Dad humor abounds in “Family Camp,” a vanishingly mild comedy that resembles other films about parents and kids bumbling in the wilderness. The lessons about being good to your folks are the same; “family is family,” to quote the absolutely undeniable title of one song in the film. But this summer trip, replete with cabins (or yurts) and goofy activities, is a church outing: the family that prays together, glamps together.
Tommy (Tommy Woodard) can’t tear himself away from work and be “present” with his wife, Grace (Leigh-Allyn Baker). They head to camp with their teenage daughter (Cece Kelly) and camera-wielding son (Jacob M. Wade). Tommy gets into a keeping-up-with-the-Joneses rivalry with Eddie (Eddie James), another dad, who rallies his wife, Victoria (Gigi Orsillo), and kids like a motivational team leader. He serves as the eager-beaver counterpart to Tommy’s phoned-in approach to worship.

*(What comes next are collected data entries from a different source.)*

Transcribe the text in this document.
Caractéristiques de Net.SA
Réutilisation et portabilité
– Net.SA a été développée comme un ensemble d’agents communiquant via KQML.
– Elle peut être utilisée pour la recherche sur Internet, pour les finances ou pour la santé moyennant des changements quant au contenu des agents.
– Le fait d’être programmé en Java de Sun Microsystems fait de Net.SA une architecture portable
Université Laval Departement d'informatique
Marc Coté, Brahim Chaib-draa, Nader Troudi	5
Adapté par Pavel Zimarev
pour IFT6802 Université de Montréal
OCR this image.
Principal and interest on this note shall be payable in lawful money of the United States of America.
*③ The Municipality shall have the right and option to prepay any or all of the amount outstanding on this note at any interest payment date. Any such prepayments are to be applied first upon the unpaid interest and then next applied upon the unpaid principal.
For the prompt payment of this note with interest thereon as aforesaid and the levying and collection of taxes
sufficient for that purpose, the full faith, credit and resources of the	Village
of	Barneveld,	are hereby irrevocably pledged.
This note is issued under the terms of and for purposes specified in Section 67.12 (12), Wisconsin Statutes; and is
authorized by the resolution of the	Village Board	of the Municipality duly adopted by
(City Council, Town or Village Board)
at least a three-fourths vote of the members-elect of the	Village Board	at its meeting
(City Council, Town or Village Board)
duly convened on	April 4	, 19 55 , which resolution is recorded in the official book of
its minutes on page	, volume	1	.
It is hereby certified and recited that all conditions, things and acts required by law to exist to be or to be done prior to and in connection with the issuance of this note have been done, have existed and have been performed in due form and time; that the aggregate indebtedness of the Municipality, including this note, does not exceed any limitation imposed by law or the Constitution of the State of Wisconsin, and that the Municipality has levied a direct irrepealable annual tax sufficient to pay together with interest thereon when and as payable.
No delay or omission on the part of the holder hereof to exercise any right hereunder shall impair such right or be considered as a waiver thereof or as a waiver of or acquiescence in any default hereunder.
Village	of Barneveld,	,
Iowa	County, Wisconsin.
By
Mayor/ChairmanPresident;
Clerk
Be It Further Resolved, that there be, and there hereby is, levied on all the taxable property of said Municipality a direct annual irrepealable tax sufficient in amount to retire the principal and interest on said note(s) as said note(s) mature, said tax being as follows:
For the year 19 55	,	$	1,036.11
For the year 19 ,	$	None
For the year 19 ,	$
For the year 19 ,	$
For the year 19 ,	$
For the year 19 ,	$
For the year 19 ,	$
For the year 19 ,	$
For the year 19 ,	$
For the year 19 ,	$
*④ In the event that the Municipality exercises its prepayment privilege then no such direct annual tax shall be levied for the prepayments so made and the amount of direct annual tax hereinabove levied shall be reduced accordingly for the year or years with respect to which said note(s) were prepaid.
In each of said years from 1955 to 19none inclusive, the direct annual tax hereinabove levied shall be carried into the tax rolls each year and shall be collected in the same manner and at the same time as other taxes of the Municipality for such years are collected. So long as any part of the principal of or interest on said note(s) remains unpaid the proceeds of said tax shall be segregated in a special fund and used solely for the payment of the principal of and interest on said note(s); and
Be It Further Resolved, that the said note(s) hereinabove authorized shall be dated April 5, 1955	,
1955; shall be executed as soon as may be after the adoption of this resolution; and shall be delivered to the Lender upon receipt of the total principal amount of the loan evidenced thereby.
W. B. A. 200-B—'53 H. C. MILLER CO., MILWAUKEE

As Eddie, James mugs furiously, while Ackerman’s low-key wisecracks struggle to register, making their long hike in the film’s second half feel even longer. (The two have a following as a podcast and performance duo called “The Skit Guys.”) As for Grace and Victoria, their concerns are phrased in terms of feeling overshadowed or neglected by their husbands. And “Meatballs” this is not: a rude boy’s interest in Tommy and Grace’s daughter ends up getting shut down.
The film wasn’t screened for review by critics but it cracked the top 10 in the weekend box office, just behind “The Northman,” which I personally preferred as an outdoor adventure.
Rated PG. Running time: 1 hour 51 minutes. In theaters.